Mistake # 3. Ignore your inner world
Before Alice was born, I didn't have much time to focus on my emotional state. No, not true. In fact, I just didn't bother to stop and think for a minute about who I was and what I wanted. She said I had too much work to do with self-examination and all that nonsense. Oh, how wrong I was!

Once on maternity leave a couple of months before the birth, I shed tears that my life is about to change completely and irrevocably. I did not know exactly what awaits me in this new life, but I was sure that I will not return fully to his beloved work and the usual rhythm. These unresolved emotional issues were, by the way, one of the reasons I wanted sweets all the time. After all, in a state of stress and anxiety, the brain is looking for the most accessible source of joy hormones-endorphins to calm down. And finds them most often in the confectionery Department of the store.

After birth Alice life and truth has changed. About a week after returning from the hospital, I woke up at night and suddenly felt crazy fear. I didn't know exactly what I was afraid of at first. I thought this was it, my maternal instincts kicked in.

My imagination is quite vivid, and it obligingly painted pictures of various tragic accidents. I tried to push those fears away, not to think about them, to distract myself. But they came back again and again. Sometimes I was even afraid to go outside. I was afraid of people, cars, dogs…

No, I didn't have postpartum depression in the classical sense. But it didn't make life any easier.

And so, when Alice was 9 months old, my beloved husband sent me to consult an amazing neuropsychologist. It was my first experience with such a specialist. Many things were hard to tell her, or even admit to herself. Our work together lasted several months and led to the fact that I became a different person. It sounds pathetic, but it's the truth. The degree of awareness I have now has never existed before.

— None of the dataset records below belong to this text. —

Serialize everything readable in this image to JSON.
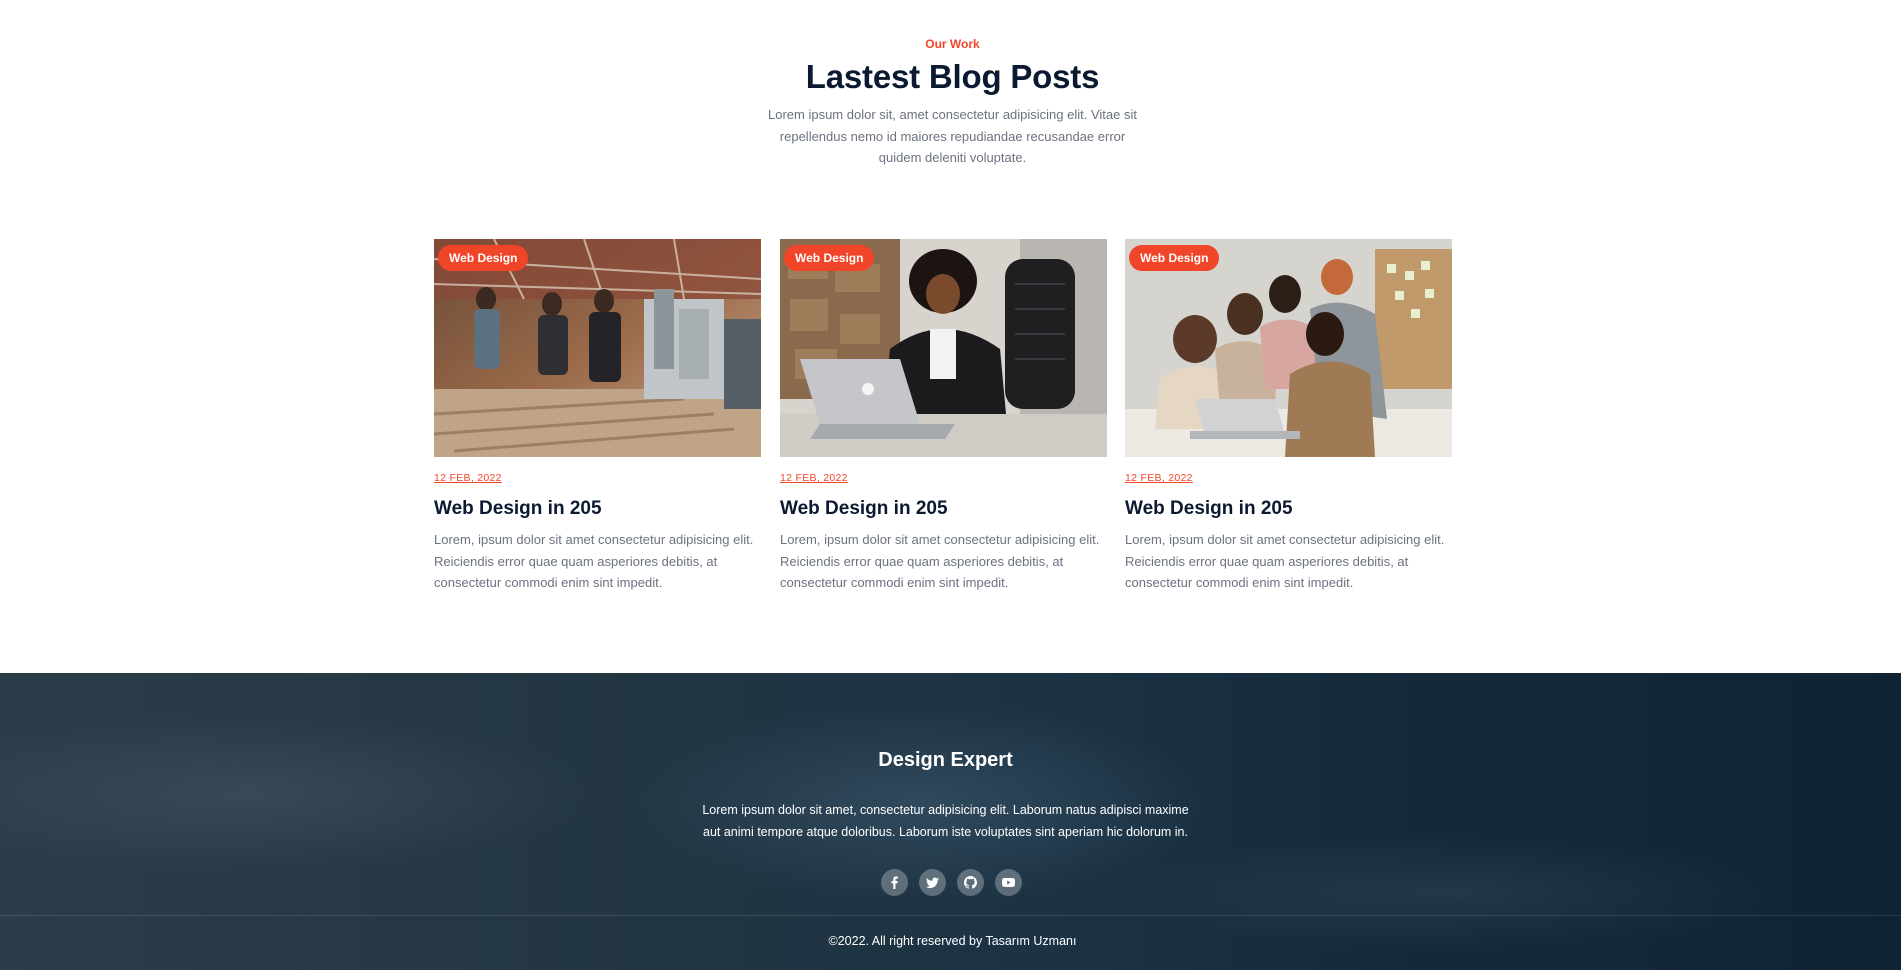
{
  "blog": {
    "eyebrow": "Our Work",
    "title": "Lastest Blog Posts",
    "description": "Lorem ipsum dolor sit, amet consectetur adipisicing elit. Vitae sit repellendus nemo id maiores repudiandae recusandae error quidem deleniti voluptate.",
    "posts": [
      {
        "tag": "Web Design",
        "date": "12 FEB, 2022",
        "title": "Web Design in 205",
        "excerpt": "Lorem, ipsum dolor sit amet consectetur adipisicing elit. Reiciendis error quae quam asperiores debitis, at consectetur commodi enim sint impedit.",
        "image": "workshop-team-photo"
      },
      {
        "tag": "Web Design",
        "date": "12 FEB, 2022",
        "title": "Web Design in 205",
        "excerpt": "Lorem, ipsum dolor sit amet consectetur adipisicing elit. Reiciendis error quae quam asperiores debitis, at consectetur commodi enim sint impedit.",
        "image": "woman-laptop-phone-photo"
      },
      {
        "tag": "Web Design",
        "date": "12 FEB, 2022",
        "title": "Web Design in 205",
        "excerpt": "Lorem, ipsum dolor sit amet consectetur adipisicing elit. Reiciendis error quae quam asperiores debitis, at consectetur commodi enim sint impedit.",
        "image": "team-around-laptop-photo"
      }
    ]
  },
  "footer": {
    "title": "Design Expert",
    "text": "Lorem ipsum dolor sit amet, consectetur adipisicing elit. Laborum natus adipisci maxime aut animi tempore atque doloribus. Laborum iste voluptates sint aperiam hic dolorum in.",
    "social": [
      "facebook-icon",
      "twitter-icon",
      "github-icon",
      "youtube-icon"
    ],
    "copyright": "©2022. All right reserved by Tasarım Uzmanı"
  },
  "colors": {
    "accent": "#f1452a",
    "heading": "#0b1a30",
    "body_text": "#6b7280",
    "footer_bg": "#1c3344"
  }
}
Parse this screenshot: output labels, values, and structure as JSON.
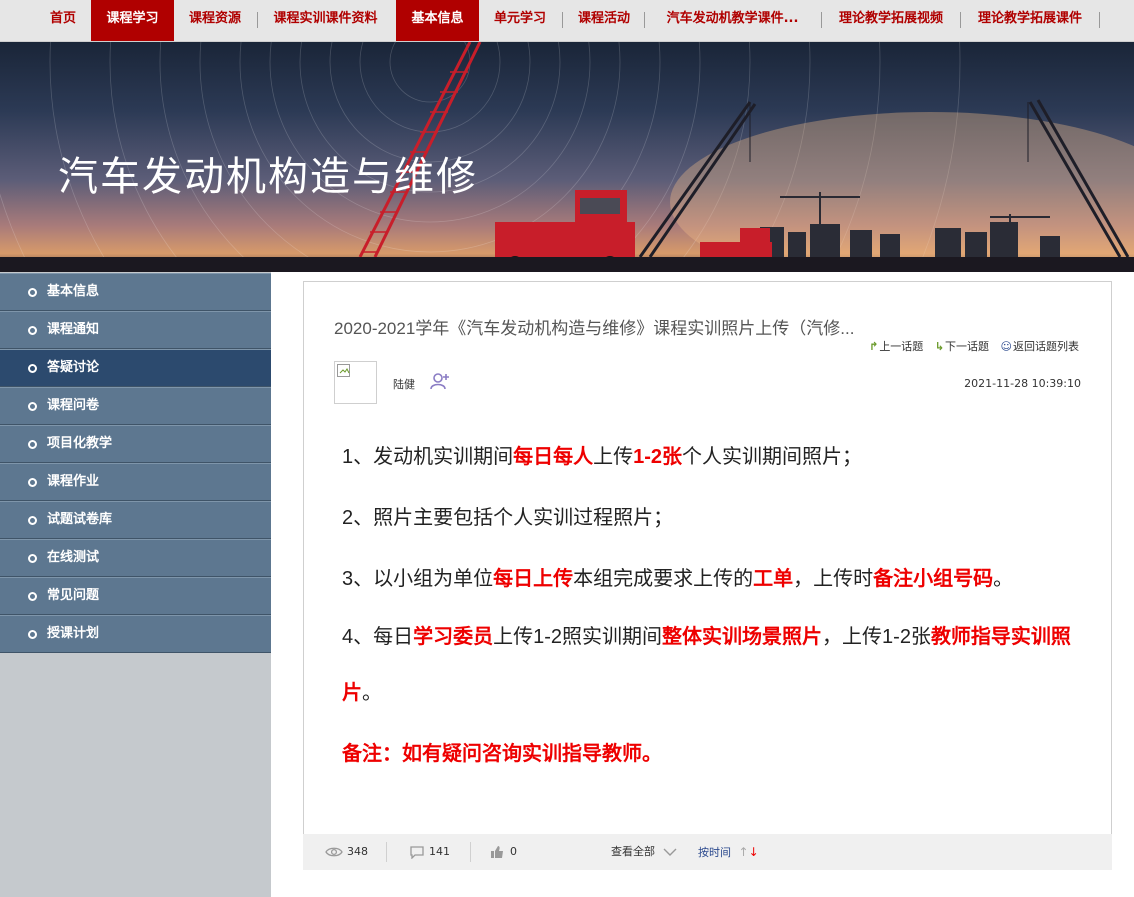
{
  "nav": {
    "items": [
      {
        "label": "首页",
        "active": false
      },
      {
        "label": "课程学习",
        "active": true
      },
      {
        "label": "课程资源",
        "active": false
      },
      {
        "label": "课程实训课件资料",
        "active": false
      },
      {
        "label": "基本信息",
        "active": true
      },
      {
        "label": "单元学习",
        "active": false
      },
      {
        "label": "课程活动",
        "active": false
      },
      {
        "label": "汽车发动机教学课件...",
        "active": false
      },
      {
        "label": "理论教学拓展视频",
        "active": false
      },
      {
        "label": "理论教学拓展课件",
        "active": false
      }
    ]
  },
  "banner": {
    "title": "汽车发动机构造与维修"
  },
  "sidebar": {
    "items": [
      {
        "label": "基本信息",
        "active": false
      },
      {
        "label": "课程通知",
        "active": false
      },
      {
        "label": "答疑讨论",
        "active": true
      },
      {
        "label": "课程问卷",
        "active": false
      },
      {
        "label": "项目化教学",
        "active": false
      },
      {
        "label": "课程作业",
        "active": false
      },
      {
        "label": "试题试卷库",
        "active": false
      },
      {
        "label": "在线测试",
        "active": false
      },
      {
        "label": "常见问题",
        "active": false
      },
      {
        "label": "授课计划",
        "active": false
      }
    ]
  },
  "post": {
    "title": "2020-2021学年《汽车发动机构造与维修》课程实训照片上传（汽修...",
    "prev_label": "上一话题",
    "next_label": "下一话题",
    "back_label": "返回话题列表",
    "author": "陆健",
    "time": "2021-11-28 10:39:10",
    "content": {
      "p1": [
        "1、发动机实训期间",
        "每日每人",
        "上传",
        "1-2张",
        "个人实训期间照片；"
      ],
      "p2": [
        "2、照片主要包括个人实训过程照片；"
      ],
      "p3": [
        "3、以小组为单位",
        "每日上传",
        "本组完成要求上传的",
        "工单",
        "，上传时",
        "备注小组号码",
        "。"
      ],
      "p4": [
        "4、每日",
        "学习委员",
        "上传1-2照实训期间",
        "整体实训场景照片",
        "，上传1-2张",
        "教师指导实训照片",
        "。"
      ],
      "p5": [
        "备注：如有疑问咨询实训指导教师。"
      ]
    }
  },
  "footer": {
    "views": "348",
    "comments": "141",
    "likes": "0",
    "view_all": "查看全部",
    "sort": "按时间"
  },
  "colors": {
    "brand_red": "#b00000",
    "highlight_red": "#ee0000",
    "sidebar_blue": "#5d7790",
    "sidebar_active": "#2c4a6e"
  }
}
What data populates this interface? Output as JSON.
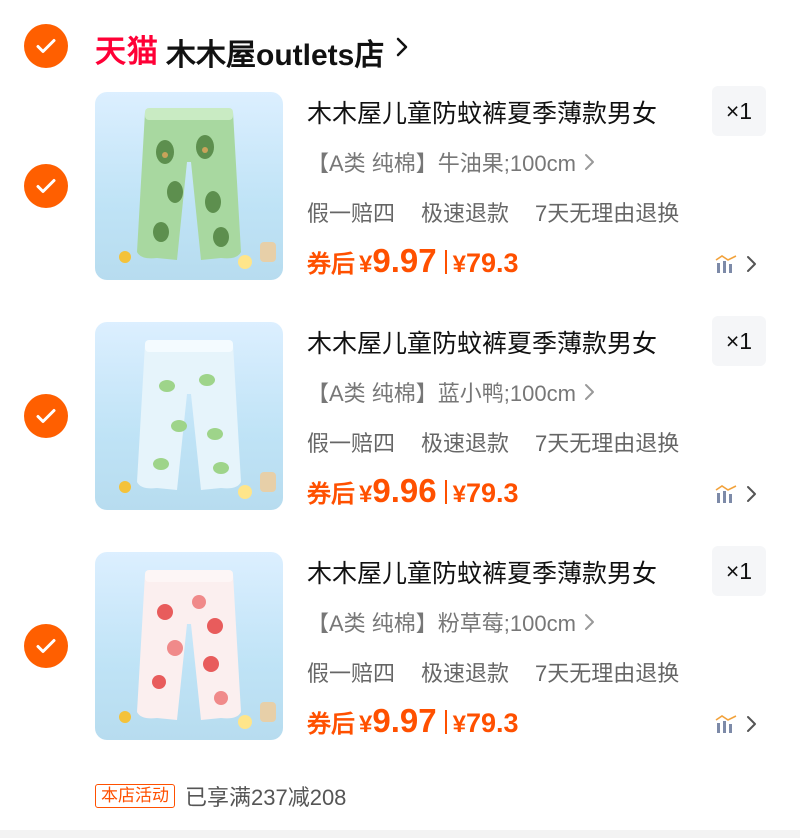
{
  "shop": {
    "brand": "天猫",
    "name": "木木屋outlets店",
    "selected": true
  },
  "items": [
    {
      "title": "木木屋儿童防蚊裤夏季薄款男女",
      "quantity": "×1",
      "sku": "【A类 纯棉】牛油果;100cm",
      "services": [
        "假一赔四",
        "极速退款",
        "7天无理由退换"
      ],
      "price_label": "券后",
      "currency": "¥",
      "price": "9.97",
      "original_price": "79.3",
      "image_theme": "avocado-print",
      "selected": true
    },
    {
      "title": "木木屋儿童防蚊裤夏季薄款男女",
      "quantity": "×1",
      "sku": "【A类 纯棉】蓝小鸭;100cm",
      "services": [
        "假一赔四",
        "极速退款",
        "7天无理由退换"
      ],
      "price_label": "券后",
      "currency": "¥",
      "price": "9.96",
      "original_price": "79.3",
      "image_theme": "duck-print",
      "selected": true
    },
    {
      "title": "木木屋儿童防蚊裤夏季薄款男女",
      "quantity": "×1",
      "sku": "【A类 纯棉】粉草莓;100cm",
      "services": [
        "假一赔四",
        "极速退款",
        "7天无理由退换"
      ],
      "price_label": "券后",
      "currency": "¥",
      "price": "9.97",
      "original_price": "79.3",
      "image_theme": "strawberry-print",
      "selected": true
    }
  ],
  "promo": {
    "badge": "本店活动",
    "text": "已享满237减208"
  },
  "colors": {
    "accent": "#ff5000",
    "check": "#ff5f00",
    "tmall": "#ff0036"
  }
}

I said goodbye to my fears and set off for a new and fulfilling life. I started a blog, by the way, thanks to this work on myself. I never would have thought before that I would be able to write publicly and communicate with complete strangers on the Internet.

What about today?
Of course, I'm a little worried that in a short time my life will change again completely and irrevocably. I will need to build a new regime of the day for the whole family, not to sleep at night, to establish relations between the older and younger daughters and at the same time manage to write a blog! And yet, I do not leave the feeling of complete satisfaction with my life and absolute happiness.

I am no longer afraid, because I am sure that as a mother I do everything that is necessary for my physical and emotional health and for the health of children. I eat right, exercise, take time for my own interests. Yes can just sit in silence and solitude with a book while Igor and Alisa walk, not scrubbing the floor and cooking dinner in three courses at these hours belong only to me.

I learned to take care of myself so I could take care of others. Finally, I admitted to myself that personal time was more important to me than anyone else's. More important than the time I can spend with my family. And I'm not ashamed of it anymore. After all, only when I have this personal time, I do not get irritated by trifles, but on the contrary sincerely smile and love everyone even more.